It is possible that Processor 1 doesn't observe the value written by Processor 0 when processing the IPI. Locking and memory barriers are required to reach cache coherency between IPI.
In the current Linux kernel, this is implied by the lock-less list (llist) APIs, which use atomic operations plus full barriers. The IPI request is queued to list by llist_add(). Then in the IPI handler, llist_del_all() can ensure that the node just added is fetched. (old kernel versions use spinlock instead)
void __smp_call_single_queue(int cpu, struct llist_node *node) { ... /* * The list addition should be visible to the target CPU when it pops * the head of the list to pull the entry off it in the IPI handler * because of normal cache coherency rules implied by the underlying * llist ops. * * If IPIs can go out of order to the cache coherency protocol * in an architecture, sufficient synchronisation should be added * to arch code to make it appear to obey cache coherency WRT * locking and barrier primitives. Generic code isn't really * equipped to do the right thing... */ if (llist_add(node, &per_cpu(call_single_queue, cpu))) send_call_function_single_ipi(cpu); }
There's an another synchronization before writing X2APIC registers to make stores globally visible.
A barrier mfence+lfence is required before sending IPI over X2APIC because writing x2APIC MSRs is not a serializing instruction on Intel CPUs. The mfence drain store buffer, and the lfence drain ROB.
AMD CPUs don't need a fence before writing x2APIC/TSC_DEADLINE MSRs because WRMSR is not relaxed by AMD.
Here is the code in the Linux kernel when triggering IPI for cross-core function call. It has "mfence; lfence" before sending IPI to the target CPU. For AMD CPUs, the weak_wrmsr_fence() is a nop.

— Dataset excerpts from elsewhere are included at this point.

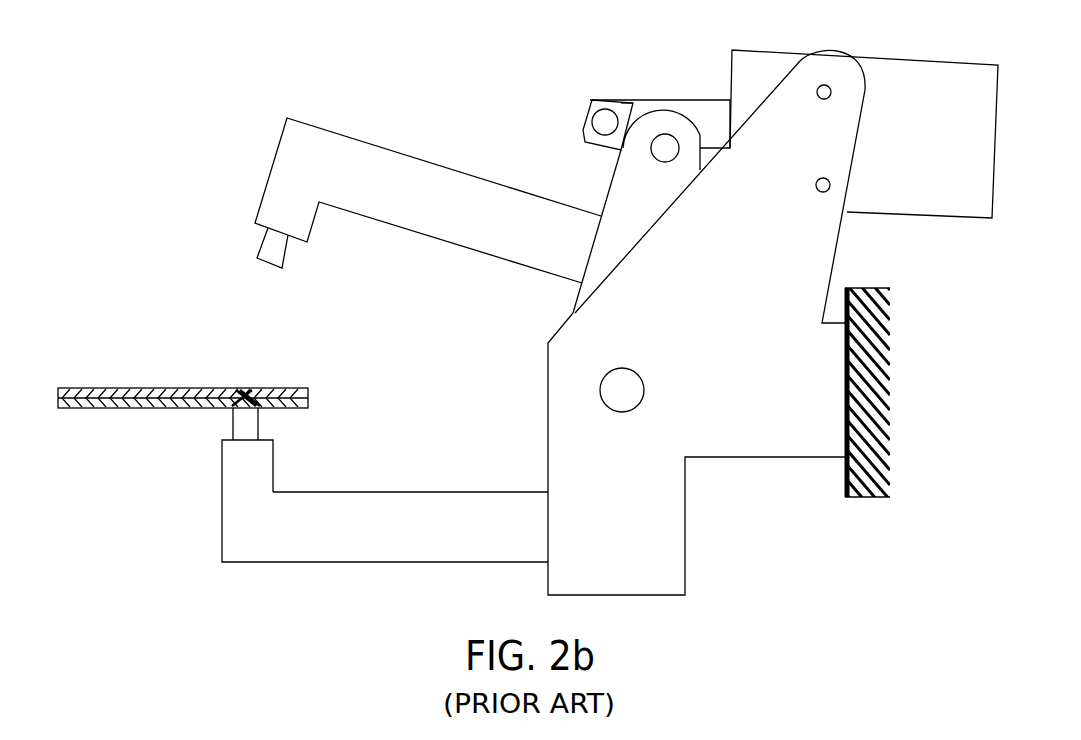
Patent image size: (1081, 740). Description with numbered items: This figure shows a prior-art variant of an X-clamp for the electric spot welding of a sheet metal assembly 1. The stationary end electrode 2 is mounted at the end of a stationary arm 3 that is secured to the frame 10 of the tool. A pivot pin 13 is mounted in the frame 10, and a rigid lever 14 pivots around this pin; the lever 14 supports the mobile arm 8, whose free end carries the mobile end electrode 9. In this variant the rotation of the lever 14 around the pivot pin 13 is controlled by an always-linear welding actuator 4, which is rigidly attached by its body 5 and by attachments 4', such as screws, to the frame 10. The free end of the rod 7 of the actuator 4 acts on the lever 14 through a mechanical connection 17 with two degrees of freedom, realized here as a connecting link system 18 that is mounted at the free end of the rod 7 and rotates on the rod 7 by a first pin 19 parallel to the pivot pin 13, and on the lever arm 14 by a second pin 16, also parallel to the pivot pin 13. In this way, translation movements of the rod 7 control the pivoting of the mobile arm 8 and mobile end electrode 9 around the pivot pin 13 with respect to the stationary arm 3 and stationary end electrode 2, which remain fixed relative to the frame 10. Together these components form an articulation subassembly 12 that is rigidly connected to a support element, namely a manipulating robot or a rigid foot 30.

The sheet metal assembly 1 is at (205, 385).
The stationary end electrode 2 is at (240, 418).
The stationary arm 3 is at (285, 520).
The welding actuator 4 is at (895, 134).
The attachments 4' is at (897, 175).
The body 5 is at (898, 100).
The rod 7 is at (703, 110).
The mobile arm 8 is at (300, 165).
The mobile end electrode 9 is at (265, 240).
The frame 10 is at (782, 395).
The articulation subassembly 12 is at (840, 258).
The pivot pin 13 is at (625, 392).
The rigid lever 14 is at (628, 222).
The second pin 16 is at (666, 140).
The mechanical connection 17 is at (582, 108).
The connecting link system 18 is at (628, 102).
The first pin 19 is at (600, 106).
The rigid foot 30 is at (875, 445).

static void x2apic_send_IPI(int cpu, int vector) { u32 dest = per_cpu(x86_cpu_to_apicid, cpu); /* x2apic MSRs are special and need a special fence: */ weak_wrmsr_fence(); __x2apic_send_IPI_dest(dest, vector, APIC_DEST_PHYSICAL); } /* * Make previous memory operations globally visible before * a WRMSR. * * MFENCE makes writes visible, but only affects load/store * instructions. WRMSR is unfortunately not a load/store * instruction and is unaffected by MFENCE. The LFENCE ensures * that the WRMSR is not reordered. * * Most WRMSRs are full serializing instructions themselves and * do not require this barrier. This is only required for the * IA32_TSC_DEADLINE and X2APIC MSRs. */ static inline void weak_wrmsr_fence(void) { alternative("mfence; lfence", "", ALT_NOT(X86_FEATURE_APIC_MSRS_FENCE)); }
By the way, a similar barrier on aarch64 is dsb ishst.